Ele se sentia feliz vivendo com os pastores,
até que um dia, levantando o olhar, viu que um homem se aproximava. Ele disse à
rameira: "Mulher, traze aqui aquele homem. Por que veio aqui? Quero saber
seu nome." Ela foi e chamou o homem, dizendo: "Senhor, onde vais
nesta fatigante jornada?" O homem respondeu, falando a Enkidu: "Gilgamesh
foi para o templo do casamento e não deixa que o povo lá entre. Ele faz coisas
estranhas em Uruk, a cidade das grandes ruas. Ao rufar dos tambores, os homens
e as mulheres começam a trabalhar. Gilgamesh, o rei, está prestes a celebrar as
núpcias com a Rainha do Amor, e ele ainda insiste em estar primeiro com a
noiva; primeiro o rei, depois o marido, pois assim ordenaram os deuses desde a
época de seu nascimento, quando lhe foi cortado o cordão umbilical. Mas agora os
tambores rufam para a escolha da noiva, e a cidade geme de dor." Ao ouvir
estas palavras, Enkidu empalideceu. "Irei à cidade cujo povo Gilgamesh
domina e governa; vou desafiá-lo audazmente para um combate e gritarei por
Uruk: 'Vim para mudar a velha ordem, pois sou o mais forte daqui.'"
Enkidu ia agora na frente, a largas passadas,
e a mulher o seguia.Ele entrou em Uruk, aquele grande mercado, e todo o povo se
amontoou ao seu redor. Naquela rua de Uruk das poderosas muralhas, as pessoas
se comprimiam e se acotovelavam e, falando dele, diziam: "Ele é a imagem
de Gilgamesh." "Ele é mais baixo." "Ele é mais
robusto." "Esta é a criatura que se criou tomando leite das feras
selvagens. Sua força é superior à de todos os outros." Os homens se
regozijavam de felicidade: "Agora Gilgamesh encontrou um rival à sua altura.
Esta grande criatura, este herói de divina beleza pode enfrentar até mesmo Gilgamesh."

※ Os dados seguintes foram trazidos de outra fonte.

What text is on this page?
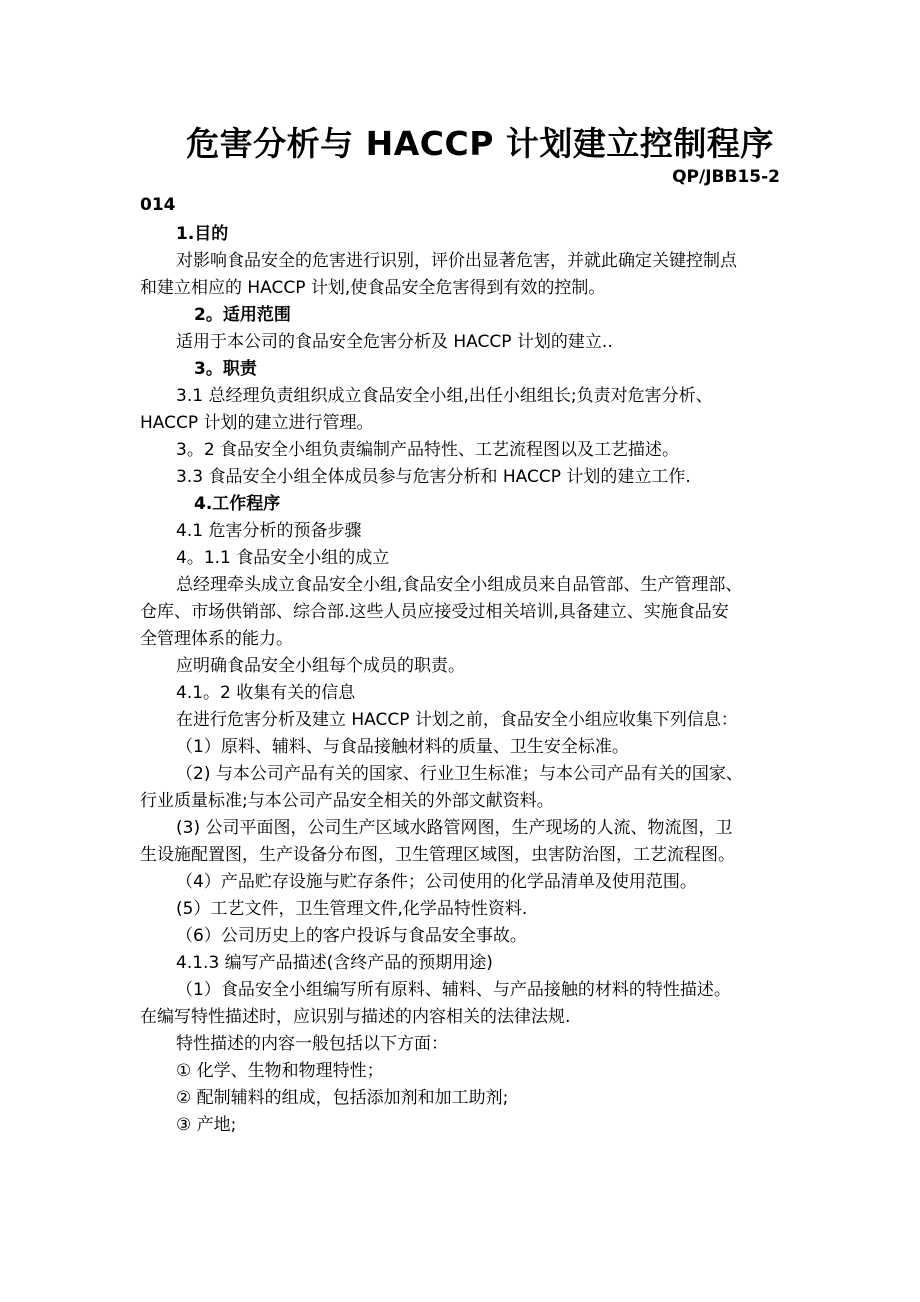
危害分析与 HACCP 计划建立控制程序
QP/JBB15-2
014
1.目的
对影响食品安全的危害进行识别，评价出显著危害，并就此确定关键控制点
和建立相应的 HACCP 计划,使食品安全危害得到有效的控制。
2。适用范围
适用于本公司的食品安全危害分析及 HACCP 计划的建立..
3。职责
3.1 总经理负责组织成立食品安全小组,出任小组组长;负责对危害分析、
HACCP 计划的建立进行管理。
3。2 食品安全小组负责编制产品特性、工艺流程图以及工艺描述。
3.3 食品安全小组全体成员参与危害分析和 HACCP 计划的建立工作.
4.工作程序
4.1 危害分析的预备步骤
4。1.1 食品安全小组的成立
总经理牵头成立食品安全小组,食品安全小组成员来自品管部、生产管理部、
仓库、市场供销部、综合部.这些人员应接受过相关培训,具备建立、实施食品安
全管理体系的能力。
应明确食品安全小组每个成员的职责。
4.1。2 收集有关的信息
在进行危害分析及建立 HACCP 计划之前，食品安全小组应收集下列信息：
（1）原料、辅料、与食品接触材料的质量、卫生安全标准。
（2) 与本公司产品有关的国家、行业卫生标准；与本公司产品有关的国家、
行业质量标准;与本公司产品安全相关的外部文献资料。
(3) 公司平面图，公司生产区域水路管网图，生产现场的人流、物流图，卫
生设施配置图，生产设备分布图，卫生管理区域图，虫害防治图，工艺流程图。
（4）产品贮存设施与贮存条件；公司使用的化学品清单及使用范围。
(5）工艺文件，卫生管理文件,化学品特性资料.
（6）公司历史上的客户投诉与食品安全事故。
4.1.3 编写产品描述(含终产品的预期用途)
（1）食品安全小组编写所有原料、辅料、与产品接触的材料的特性描述。
在编写特性描述时，应识别与描述的内容相关的法律法规.
特性描述的内容一般包括以下方面：
① 化学、生物和物理特性；
② 配制辅料的组成，包括添加剂和加工助剂;
③ 产地;
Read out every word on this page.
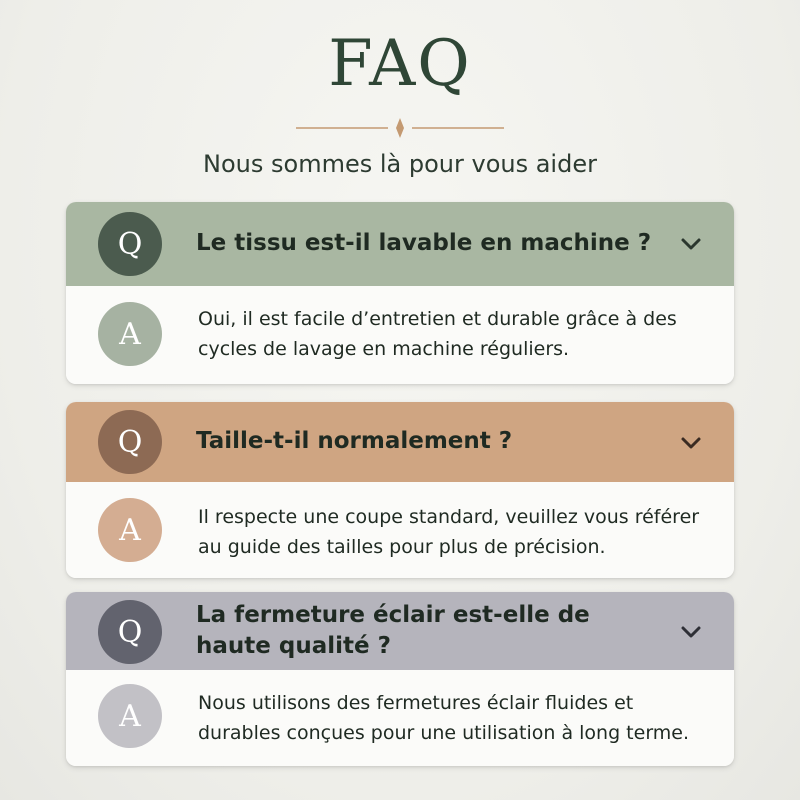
FAQ
Nous sommes là pour vous aider
Q	Le tissu est-il lavable en machine ?
A	Oui, il est facile d’entretien et durable grâce à des cycles de lavage en machine réguliers.
Q	Taille-t-il normalement ?
A	Il respecte une coupe standard, veuillez vous référer au guide des tailles pour plus de précision.
Q	La fermeture éclair est-elle de haute qualité ?
A	Nous utilisons des fermetures éclair fluides et durables conçues pour une utilisation à long terme.
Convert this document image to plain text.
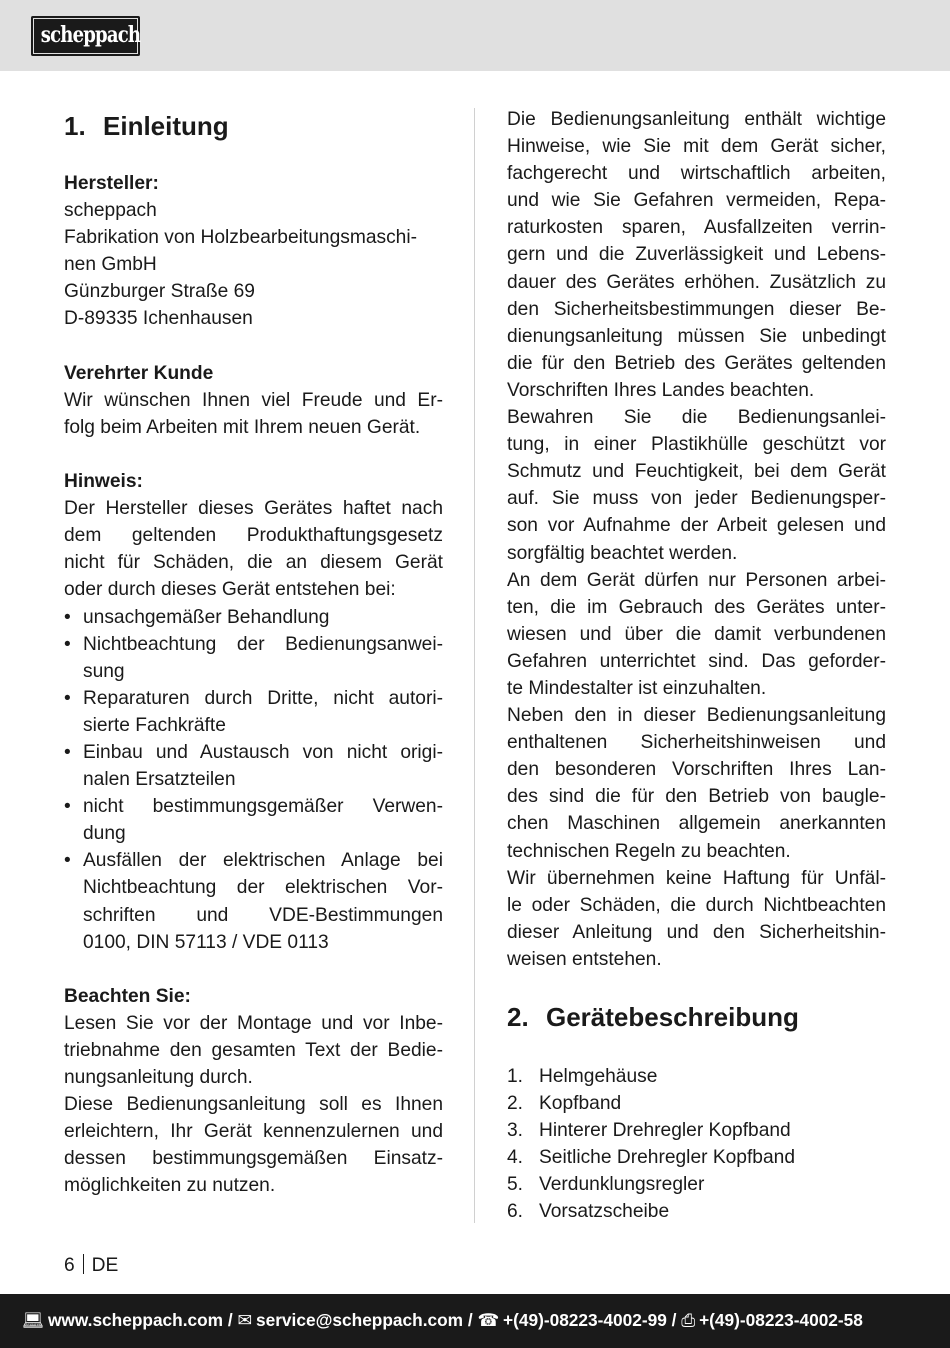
scheppach
1. Einleitung
Hersteller:
scheppach
Fabrikation von Holzbearbeitungsmaschi-
nen GmbH
Günzburger Straße 69
D-89335 Ichenhausen
Verehrter Kunde
Wir wünschen Ihnen viel Freude und Er-
folg beim Arbeiten mit Ihrem neuen Gerät.
Hinweis:
Der Hersteller dieses Gerätes haftet nach
dem geltenden Produkthaftungsgesetz
nicht für Schäden, die an diesem Gerät
oder durch dieses Gerät entstehen bei:
• unsachgemäßer Behandlung
• Nichtbeachtung der Bedienungsanwei-
sung
• Reparaturen durch Dritte, nicht autori-
sierte Fachkräfte
• Einbau und Austausch von nicht origi-
nalen Ersatzteilen
• nicht bestimmungsgemäßer Verwen-
dung
• Ausfällen der elektrischen Anlage bei
Nichtbeachtung der elektrischen Vor-
schriften und VDE-Bestimmungen
0100, DIN 57113 / VDE 0113
Beachten Sie:
Lesen Sie vor der Montage und vor Inbe-
triebnahme den gesamten Text der Bedie-
nungsanleitung durch.
Diese Bedienungsanleitung soll es Ihnen
erleichtern, Ihr Gerät kennenzulernen und
dessen bestimmungsgemäßen Einsatz-
möglichkeiten zu nutzen.
Die Bedienungsanleitung enthält wichtige
Hinweise, wie Sie mit dem Gerät sicher,
fachgerecht und wirtschaftlich arbeiten,
und wie Sie Gefahren vermeiden, Repa-
raturkosten sparen, Ausfallzeiten verrin-
gern und die Zuverlässigkeit und Lebens-
dauer des Gerätes erhöhen. Zusätzlich zu
den Sicherheitsbestimmungen dieser Be-
dienungsanleitung müssen Sie unbedingt
die für den Betrieb des Gerätes geltenden
Vorschriften Ihres Landes beachten.
Bewahren Sie die Bedienungsanlei-
tung, in einer Plastikhülle geschützt vor
Schmutz und Feuchtigkeit, bei dem Gerät
auf. Sie muss von jeder Bedienungsper-
son vor Aufnahme der Arbeit gelesen und
sorgfältig beachtet werden.
An dem Gerät dürfen nur Personen arbei-
ten, die im Gebrauch des Gerätes unter-
wiesen und über die damit verbundenen
Gefahren unterrichtet sind. Das geforder-
te Mindestalter ist einzuhalten.
Neben den in dieser Bedienungsanleitung
enthaltenen Sicherheitshinweisen und
den besonderen Vorschriften Ihres Lan-
des sind die für den Betrieb von baugle-
chen Maschinen allgemein anerkannten
technischen Regeln zu beachten.
Wir übernehmen keine Haftung für Unfäl-
le oder Schäden, die durch Nichtbeachten
dieser Anleitung und den Sicherheitshin-
weisen entstehen.
2. Gerätebeschreibung
1. Helmgehäuse
2. Kopfband
3. Hinterer Drehregler Kopfband
4. Seitliche Drehregler Kopfband
5. Verdunklungsregler
6. Vorsatzscheibe
6 DE
💻︎ www.scheppach.com / ✉ service@scheppach.com / ☎ +(49)-08223-4002-99 / ⎙ +(49)-08223-4002-58
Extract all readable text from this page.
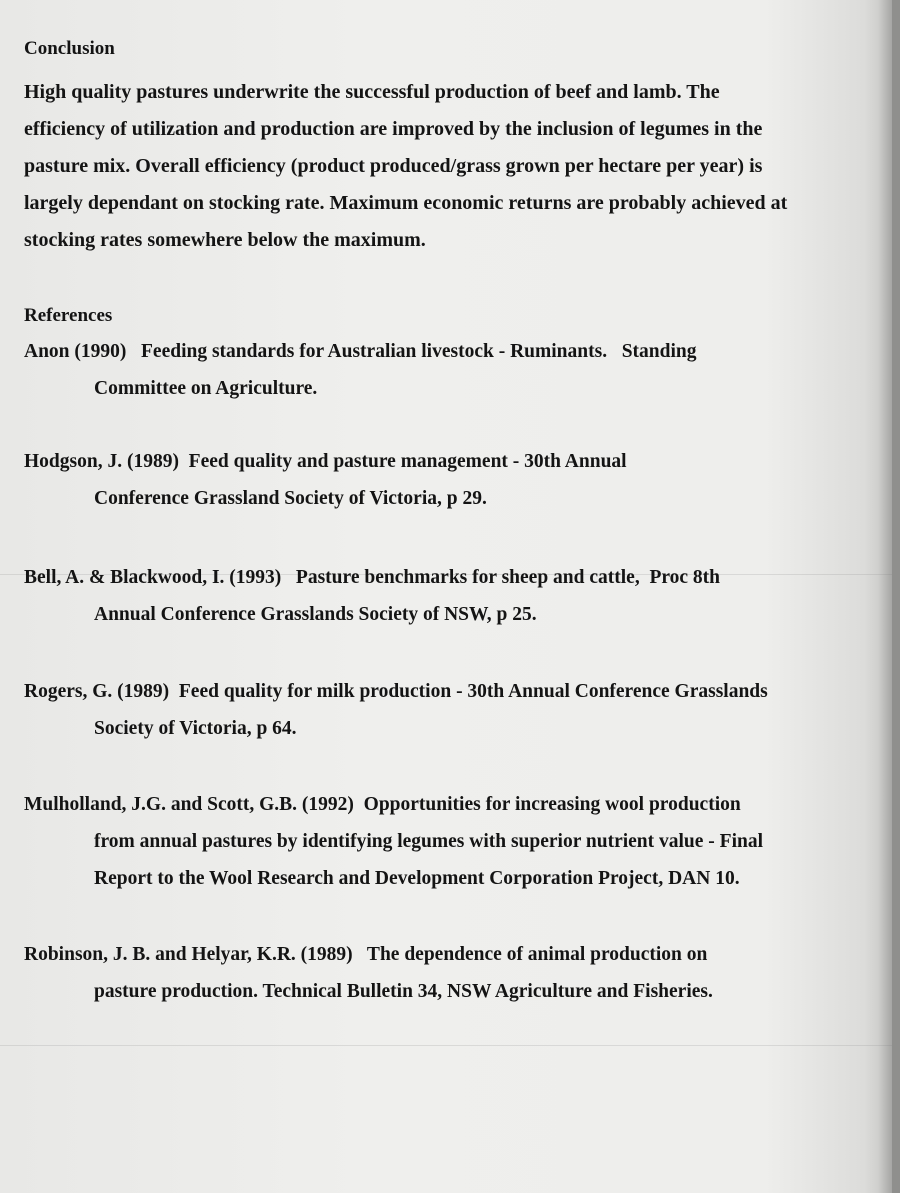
Conclusion
High quality pastures underwrite the successful production of beef and lamb. The
efficiency of utilization and production are improved by the inclusion of legumes in the
pasture mix. Overall efficiency (product produced/grass grown per hectare per year) is
largely dependant on stocking rate. Maximum economic returns are probably achieved at
stocking rates somewhere below the maximum.
References

Anon (1990)   Feeding standards for Australian livestock - Ruminants.   Standing

Committee on Agriculture.

Hodgson, J. (1989)  Feed quality and pasture management - 30th Annual

Conference Grassland Society of Victoria, p 29.

Bell, A. & Blackwood, I. (1993)   Pasture benchmarks for sheep and cattle,  Proc 8th

Annual Conference Grasslands Society of NSW, p 25.

Rogers, G. (1989)  Feed quality for milk production - 30th Annual Conference Grasslands

Society of Victoria, p 64.

Mulholland, J.G. and Scott, G.B. (1992)  Opportunities for increasing wool production

from annual pastures by identifying legumes with superior nutrient value - Final

Report to the Wool Research and Development Corporation Project, DAN 10.

Robinson, J. B. and Helyar, K.R. (1989)   The dependence of animal production on

pasture production. Technical Bulletin 34, NSW Agriculture and Fisheries.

Em Uruk o leito nupcial fora preparado, um
leito digno da deusa do amor. A noiva ficou esperando seu prometido; à noite,
porém, Gilgamesh levantou-se e se dirigiu à casa. Enkidu foi então para a rua e
bloqueou sua passagem. O poderoso Gilgamesh se aproximou e encontrou Enkidu no
portão. Este esticou sua perna para impedir-lhe a entrada. Os dois então se
engalfinharam como touros. Destruíram a porta da casa, e suas paredes tremeram;
bufavam como dois touros trancados juntos. Os batentes da porta ficaram em
pedaços e as paredes da casa tremeram. Gilgamesh curvou o
joelho, fincou os pés no chão e, virando-se, derrubou Enkidu. Sua fúria então
se desvaneceu imediatamente. Após a queda, Enkidu disse a Gilgamesh: "Não
há ninguém como tu no mundo. Ninsun, que tem a força de um boi selvagem no
estábulo, foi quem te deu à luz, e agora estás acima de todos os homens. Enlil
te deu a coroa, pois tua força ultrapassa a força dos homens." Enkidu e
Gilgamesh então se abraçaram, e assim foi selada sua amizade.